2020年9月19日土曜日

令和2年 4月号

 劇団BDPという存在はなんだろうということを時々考えてしまいます。児童劇団「大きな夢」は子どもたちにミュージカル創りを通して、学校教育では学べない数多くのものを提供しています。歌って踊り演技をすることによる技術の練磨、喜んだり悩んだり我慢することや努力することでやればできるという自信を育んでいきます。

さらに大人と小さい子も一緒になって作り上げていく舞台の面白さの中で先輩を見習い、又後輩の小さい子をいたわるなど、あらゆる面での人間的成長に繋がっていきます。そして本番の舞台を終えた時の喜びと興奮は、次の舞台にも立ち向かう強い意欲を掻き立てます。中学を卒業するくらいまでは一層の向上心も伴って夢中になって打ち込んでいきます。

ところが高校に入ると、自分の能力に限界を感じ別の道があるかもしれないと劇団を去っていく子も増えてきます。

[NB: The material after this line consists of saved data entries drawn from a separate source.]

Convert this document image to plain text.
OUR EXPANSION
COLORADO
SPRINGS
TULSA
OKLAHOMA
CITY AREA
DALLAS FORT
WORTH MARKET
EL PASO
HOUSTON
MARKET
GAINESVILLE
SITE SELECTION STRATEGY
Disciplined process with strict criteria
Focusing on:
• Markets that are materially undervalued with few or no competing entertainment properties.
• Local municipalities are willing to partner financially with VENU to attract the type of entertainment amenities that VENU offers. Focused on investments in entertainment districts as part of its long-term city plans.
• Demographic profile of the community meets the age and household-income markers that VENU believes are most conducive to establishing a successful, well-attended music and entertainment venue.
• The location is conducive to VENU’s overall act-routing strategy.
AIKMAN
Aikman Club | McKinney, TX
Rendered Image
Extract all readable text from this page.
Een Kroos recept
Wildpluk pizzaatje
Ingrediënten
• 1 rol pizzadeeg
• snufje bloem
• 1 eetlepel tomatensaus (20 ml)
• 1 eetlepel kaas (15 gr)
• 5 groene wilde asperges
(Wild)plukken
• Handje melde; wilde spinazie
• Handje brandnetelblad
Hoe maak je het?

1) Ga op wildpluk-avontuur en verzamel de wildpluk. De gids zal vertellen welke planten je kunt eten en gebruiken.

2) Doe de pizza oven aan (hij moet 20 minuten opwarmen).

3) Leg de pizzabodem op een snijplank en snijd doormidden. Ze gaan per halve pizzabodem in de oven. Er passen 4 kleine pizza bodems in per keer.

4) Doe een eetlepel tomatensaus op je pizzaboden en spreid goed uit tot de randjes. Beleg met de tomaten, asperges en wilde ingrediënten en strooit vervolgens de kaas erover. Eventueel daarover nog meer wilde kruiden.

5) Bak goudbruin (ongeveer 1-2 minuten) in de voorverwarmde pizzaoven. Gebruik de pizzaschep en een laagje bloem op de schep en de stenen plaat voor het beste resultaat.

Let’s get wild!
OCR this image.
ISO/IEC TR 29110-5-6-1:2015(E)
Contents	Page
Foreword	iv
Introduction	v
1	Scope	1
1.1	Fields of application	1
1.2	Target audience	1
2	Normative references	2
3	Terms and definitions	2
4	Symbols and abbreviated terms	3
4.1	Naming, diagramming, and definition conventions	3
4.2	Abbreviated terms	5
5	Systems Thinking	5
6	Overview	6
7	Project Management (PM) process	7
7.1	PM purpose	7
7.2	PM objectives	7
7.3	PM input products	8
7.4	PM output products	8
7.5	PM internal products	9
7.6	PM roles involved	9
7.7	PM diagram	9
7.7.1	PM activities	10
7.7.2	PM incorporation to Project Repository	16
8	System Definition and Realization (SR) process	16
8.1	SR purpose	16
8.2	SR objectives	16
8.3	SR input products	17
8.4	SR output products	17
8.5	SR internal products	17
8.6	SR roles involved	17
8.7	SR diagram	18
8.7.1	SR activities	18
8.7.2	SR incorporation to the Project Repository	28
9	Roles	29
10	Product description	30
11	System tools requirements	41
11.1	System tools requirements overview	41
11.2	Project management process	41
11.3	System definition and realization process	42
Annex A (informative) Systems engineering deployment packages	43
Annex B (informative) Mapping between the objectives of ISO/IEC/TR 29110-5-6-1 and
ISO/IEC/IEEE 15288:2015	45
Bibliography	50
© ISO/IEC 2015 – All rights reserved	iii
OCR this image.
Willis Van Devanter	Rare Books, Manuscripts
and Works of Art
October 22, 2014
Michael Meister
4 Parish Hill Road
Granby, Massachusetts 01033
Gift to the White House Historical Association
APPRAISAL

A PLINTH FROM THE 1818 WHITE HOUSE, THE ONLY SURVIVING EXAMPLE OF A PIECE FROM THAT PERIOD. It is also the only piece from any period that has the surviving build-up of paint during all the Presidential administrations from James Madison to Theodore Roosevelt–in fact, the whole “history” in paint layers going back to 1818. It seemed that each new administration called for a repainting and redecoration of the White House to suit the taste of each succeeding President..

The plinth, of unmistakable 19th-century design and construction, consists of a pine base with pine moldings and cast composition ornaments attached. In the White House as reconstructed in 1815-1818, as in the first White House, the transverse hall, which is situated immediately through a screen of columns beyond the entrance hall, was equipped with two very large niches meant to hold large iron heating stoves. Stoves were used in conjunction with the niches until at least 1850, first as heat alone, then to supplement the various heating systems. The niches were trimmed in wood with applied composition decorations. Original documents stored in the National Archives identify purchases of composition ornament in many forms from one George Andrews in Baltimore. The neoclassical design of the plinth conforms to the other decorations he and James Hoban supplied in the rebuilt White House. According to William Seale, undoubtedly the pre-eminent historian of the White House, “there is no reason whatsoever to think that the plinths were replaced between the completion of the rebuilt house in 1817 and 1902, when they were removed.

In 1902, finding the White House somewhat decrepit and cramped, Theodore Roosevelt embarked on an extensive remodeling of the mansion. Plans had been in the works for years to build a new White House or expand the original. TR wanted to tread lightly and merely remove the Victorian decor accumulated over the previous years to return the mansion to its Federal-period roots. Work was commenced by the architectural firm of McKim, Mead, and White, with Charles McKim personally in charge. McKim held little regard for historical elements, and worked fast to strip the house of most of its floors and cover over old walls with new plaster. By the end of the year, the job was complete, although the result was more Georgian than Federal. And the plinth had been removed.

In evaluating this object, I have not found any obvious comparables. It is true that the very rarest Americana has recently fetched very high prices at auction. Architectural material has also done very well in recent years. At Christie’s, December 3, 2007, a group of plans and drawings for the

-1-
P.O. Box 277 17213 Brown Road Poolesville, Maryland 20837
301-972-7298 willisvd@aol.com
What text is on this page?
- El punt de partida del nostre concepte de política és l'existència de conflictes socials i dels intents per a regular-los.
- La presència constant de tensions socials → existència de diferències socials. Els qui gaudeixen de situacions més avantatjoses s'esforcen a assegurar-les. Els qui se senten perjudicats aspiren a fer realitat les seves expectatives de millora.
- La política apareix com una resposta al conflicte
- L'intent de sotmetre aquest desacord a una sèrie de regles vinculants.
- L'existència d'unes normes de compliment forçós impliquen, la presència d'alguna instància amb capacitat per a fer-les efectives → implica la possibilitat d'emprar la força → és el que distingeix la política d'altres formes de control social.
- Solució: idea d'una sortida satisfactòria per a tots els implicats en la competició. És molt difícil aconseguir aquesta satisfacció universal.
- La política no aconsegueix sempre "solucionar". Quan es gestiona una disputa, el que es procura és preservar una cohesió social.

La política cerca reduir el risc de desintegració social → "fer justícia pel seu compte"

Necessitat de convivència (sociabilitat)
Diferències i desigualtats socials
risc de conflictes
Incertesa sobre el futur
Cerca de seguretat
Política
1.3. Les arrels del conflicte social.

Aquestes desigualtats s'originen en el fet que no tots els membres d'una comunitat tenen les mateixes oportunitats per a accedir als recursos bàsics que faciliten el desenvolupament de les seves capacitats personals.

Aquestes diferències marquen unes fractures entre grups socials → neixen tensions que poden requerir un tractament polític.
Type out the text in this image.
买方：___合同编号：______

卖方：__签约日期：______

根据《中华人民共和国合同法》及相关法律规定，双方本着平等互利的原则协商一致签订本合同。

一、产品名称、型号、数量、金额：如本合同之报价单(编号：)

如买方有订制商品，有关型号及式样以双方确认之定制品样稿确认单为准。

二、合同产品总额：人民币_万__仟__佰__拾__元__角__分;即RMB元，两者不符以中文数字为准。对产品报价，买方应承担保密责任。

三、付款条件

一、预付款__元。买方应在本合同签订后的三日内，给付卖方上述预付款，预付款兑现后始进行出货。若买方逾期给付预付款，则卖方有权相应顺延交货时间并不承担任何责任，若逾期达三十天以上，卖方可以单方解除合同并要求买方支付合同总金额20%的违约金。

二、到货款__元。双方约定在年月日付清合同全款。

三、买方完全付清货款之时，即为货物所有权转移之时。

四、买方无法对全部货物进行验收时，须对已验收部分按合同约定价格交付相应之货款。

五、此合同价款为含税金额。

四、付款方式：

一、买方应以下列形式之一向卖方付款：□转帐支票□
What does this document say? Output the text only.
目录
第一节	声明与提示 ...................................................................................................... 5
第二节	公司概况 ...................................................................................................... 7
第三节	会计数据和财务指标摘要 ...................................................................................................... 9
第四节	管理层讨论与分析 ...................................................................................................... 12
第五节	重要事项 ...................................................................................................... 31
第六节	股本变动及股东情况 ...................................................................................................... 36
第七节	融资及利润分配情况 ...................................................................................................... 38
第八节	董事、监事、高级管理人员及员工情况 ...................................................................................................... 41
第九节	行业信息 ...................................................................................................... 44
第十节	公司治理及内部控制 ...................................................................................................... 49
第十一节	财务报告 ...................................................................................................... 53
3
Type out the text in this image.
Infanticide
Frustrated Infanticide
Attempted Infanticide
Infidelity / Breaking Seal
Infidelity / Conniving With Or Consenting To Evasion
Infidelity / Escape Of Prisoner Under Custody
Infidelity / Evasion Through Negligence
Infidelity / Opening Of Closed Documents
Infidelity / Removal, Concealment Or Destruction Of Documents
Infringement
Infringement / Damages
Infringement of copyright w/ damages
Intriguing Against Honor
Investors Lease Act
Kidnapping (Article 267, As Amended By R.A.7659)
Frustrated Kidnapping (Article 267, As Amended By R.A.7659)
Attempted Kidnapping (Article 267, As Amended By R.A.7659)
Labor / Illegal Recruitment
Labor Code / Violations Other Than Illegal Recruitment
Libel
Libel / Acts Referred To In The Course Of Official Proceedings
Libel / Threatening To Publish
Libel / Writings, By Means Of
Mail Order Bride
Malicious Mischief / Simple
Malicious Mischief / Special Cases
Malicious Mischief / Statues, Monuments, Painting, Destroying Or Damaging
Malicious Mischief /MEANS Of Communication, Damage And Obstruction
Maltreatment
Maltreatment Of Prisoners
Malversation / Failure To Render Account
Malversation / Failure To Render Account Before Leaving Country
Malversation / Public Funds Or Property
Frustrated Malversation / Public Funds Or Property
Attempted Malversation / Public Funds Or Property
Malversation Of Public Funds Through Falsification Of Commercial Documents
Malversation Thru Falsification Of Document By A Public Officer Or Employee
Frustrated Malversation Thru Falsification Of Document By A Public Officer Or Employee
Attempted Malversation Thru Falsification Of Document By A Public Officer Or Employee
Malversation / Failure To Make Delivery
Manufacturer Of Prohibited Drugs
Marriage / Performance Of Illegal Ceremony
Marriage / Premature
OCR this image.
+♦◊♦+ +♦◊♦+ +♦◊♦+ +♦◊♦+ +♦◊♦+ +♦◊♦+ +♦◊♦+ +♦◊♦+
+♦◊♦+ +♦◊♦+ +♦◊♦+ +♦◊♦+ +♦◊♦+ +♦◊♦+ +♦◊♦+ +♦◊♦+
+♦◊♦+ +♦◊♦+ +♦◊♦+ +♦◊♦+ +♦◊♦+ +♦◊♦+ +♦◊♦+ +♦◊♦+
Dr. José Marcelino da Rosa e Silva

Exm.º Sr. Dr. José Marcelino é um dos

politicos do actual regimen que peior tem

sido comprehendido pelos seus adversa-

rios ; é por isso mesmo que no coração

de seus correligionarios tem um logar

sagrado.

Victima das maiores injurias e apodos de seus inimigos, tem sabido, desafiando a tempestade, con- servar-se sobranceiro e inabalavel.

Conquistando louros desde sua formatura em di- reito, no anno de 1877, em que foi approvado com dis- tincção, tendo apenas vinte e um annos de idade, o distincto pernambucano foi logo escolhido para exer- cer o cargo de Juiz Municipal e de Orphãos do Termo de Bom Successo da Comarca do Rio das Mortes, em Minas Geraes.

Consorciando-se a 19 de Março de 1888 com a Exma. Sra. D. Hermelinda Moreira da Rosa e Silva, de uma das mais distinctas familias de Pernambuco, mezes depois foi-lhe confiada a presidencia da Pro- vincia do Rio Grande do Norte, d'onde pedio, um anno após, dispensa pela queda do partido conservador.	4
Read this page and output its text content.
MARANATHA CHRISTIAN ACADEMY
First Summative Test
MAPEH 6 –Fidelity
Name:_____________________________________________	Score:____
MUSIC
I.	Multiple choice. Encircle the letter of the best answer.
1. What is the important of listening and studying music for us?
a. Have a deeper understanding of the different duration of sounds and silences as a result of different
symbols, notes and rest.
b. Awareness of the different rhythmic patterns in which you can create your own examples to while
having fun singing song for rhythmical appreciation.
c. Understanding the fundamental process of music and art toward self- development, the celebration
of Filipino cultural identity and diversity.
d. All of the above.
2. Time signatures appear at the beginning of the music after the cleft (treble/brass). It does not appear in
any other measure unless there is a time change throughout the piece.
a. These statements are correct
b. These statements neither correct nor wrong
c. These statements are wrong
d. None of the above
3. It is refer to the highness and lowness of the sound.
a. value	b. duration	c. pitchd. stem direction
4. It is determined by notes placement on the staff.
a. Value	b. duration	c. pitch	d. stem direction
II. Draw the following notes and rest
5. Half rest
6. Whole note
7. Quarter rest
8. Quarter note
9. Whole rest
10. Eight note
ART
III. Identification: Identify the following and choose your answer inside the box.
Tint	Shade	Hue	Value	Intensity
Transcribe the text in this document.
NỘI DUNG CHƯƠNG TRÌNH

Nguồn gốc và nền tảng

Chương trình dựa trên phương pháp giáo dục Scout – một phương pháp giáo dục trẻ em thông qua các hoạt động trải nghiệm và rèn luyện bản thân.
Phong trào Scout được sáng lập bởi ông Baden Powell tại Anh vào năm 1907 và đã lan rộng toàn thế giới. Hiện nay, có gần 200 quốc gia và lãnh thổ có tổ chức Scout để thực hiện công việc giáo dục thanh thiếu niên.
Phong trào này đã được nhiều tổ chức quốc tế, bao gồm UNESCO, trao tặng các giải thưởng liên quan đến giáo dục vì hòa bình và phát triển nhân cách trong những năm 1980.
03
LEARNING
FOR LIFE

一方で将来のことを考えながら、取り敢えず高校を卒業するまでは継続していこうとそのままKMに残る子や、役者の道を目指してBDPアカデミーに移籍しレベルアップを求めて精進している子もいます。

ここまでは通常の流れといってもいいのですが、特に最近高校を卒業するあたりから退団する子が続出しています。大学生になると尚更で、視野も広がり交友関係も広がってくれば様々な情報が入り乱れ、BDPという狭いところにいては世間知らずになる不安みたいなものが頭をもたげてくるのでしょう。

よその芝生は青く見える傾向は誰にもありますが、この業界のことを知らない勉強不足のために、せっかく培ってきた夢を断たれてしまっている退団者のなんと多いことでしょう。目先のことよりもしっかり将来を見据えて継続していく中で本物が見えてくることを知るべきでしよう。